Im Herbst 2021 stellte ich dann hier noch das Projekt „Made to Measure“ vor, bei dem der Versuch unternommen wurde (und erschreckend gut gelang), einen Menschen nur auf Basis der bei Google hinterlassenen Informationen (Suchverhalten, Bewegungsdaten etc.) quasi „zu rekonstruieren“. Auch hier im Fokus: Wieviel Rückschluss auf einen Menschen lassen dessen digitale Spuren zu…?

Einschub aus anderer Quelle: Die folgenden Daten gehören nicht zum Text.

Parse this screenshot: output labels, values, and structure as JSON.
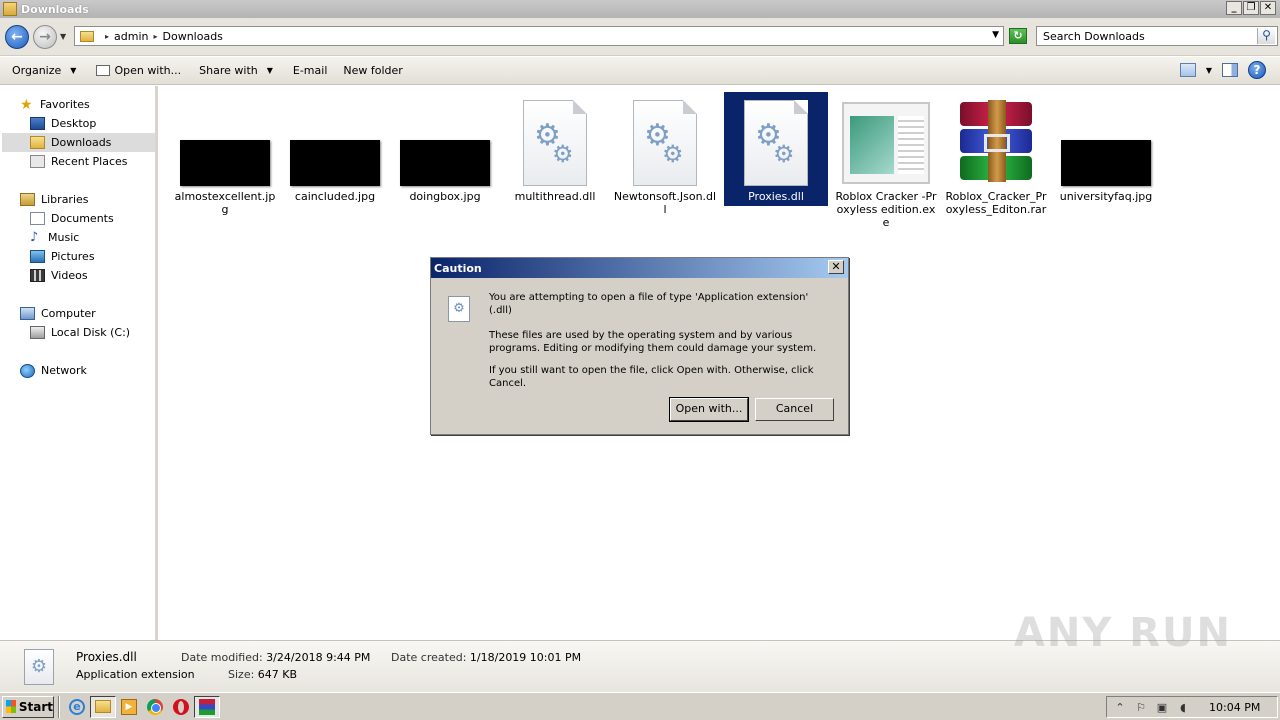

Gut, soweit der Blick in die Historie (Opa erzählt von früher…😏)…

Heute im Jahr 2025, oder im Jahr 3 der ChatGPT-Zeitrechnung, sprechen wir von KI und die zur Verfügung stehenden Instrumente, allen voran LLM und generative KI-Tools wie ChatGPT, Copilot oder Perplexity stehen mehr oder weniger jedem permanent und einfach zur Verfügung.

Ich habe daher mal einen sehr simplen Selbstversuch gestartet.

Ich habe drei LLM, mit denen ich relativ viel arbeite – ChatGPT, Gemini und Copilot -, gebeten, meine „berufsbezogene Persönlichkeit“ gemäß dem Big Five Modell („OCEAN“) auf Basis meiner LinkedIn-Beiträge zu analysieren. Was das Big Five Modell ist, lasse ich hier mal weg, das erschließt sich automatisch aus den Resultaten.

Was kam heraus?

Zunächst erstmal ChatGPT (4o).

ChatGPT kommt zu folgender Persönlichkeitseinschätzung auf Basis meiner öffentlich zugänglichen Linkedin-Beiträge.

Erstmal bemerkenswert: ChatGPT problematisiert es gar nicht, dass meine LinkedIn-Beiträge ja mehr oder weniger alle hinter der Registrierungsschranke liegen und nur LinkedIn-Nutzern einsichtig sind. ChatGPT ist also entweder LinkedIn-Nutzer und hat Lesezugriff oder meint mit „öffentlich zugänglich“ nur jene Inhalte, die irgendwie suchmaschinenindiziert und damit wirklich frei zugänglich sind.

Zweitens: Die Einschätzung meiner Person hinsichtlich der fünf OCEAN-Dimensionen klingt leidlich plausibel. Aber: Hier dürfte eine gehörige Portion Barnum-Effekt im Spiel sein, d.h. die Aussagen haben so viel Allgemeinplatz-Charakter, dass man als geneigter Leser sich darin immer irgendwie „gut getroffen“ fühlt. Und: Die Schlüsse auf die Persönlichkeit werden teilweise aus oberflächlicher Metainformation abgeleitet und nicht aus dem, was ich wirklich inhaltlich auf LinkedIn absondere: „Weil“ ich aktiver Blogger und Speaker bin, bin ich wahrscheinlich extrovertiert, „weil“ ich viel, ausführlich und detailliert schreibe, bin ich wahrscheinlich gewissenhaft usw. Klingt nach Küchenpsychologie. Aber gut, so vollkommen weit weg von mittels validierten Persönlichkeitsfragebögen ermittelten Einschätzungen über mich ist das ermittelte Profil nicht.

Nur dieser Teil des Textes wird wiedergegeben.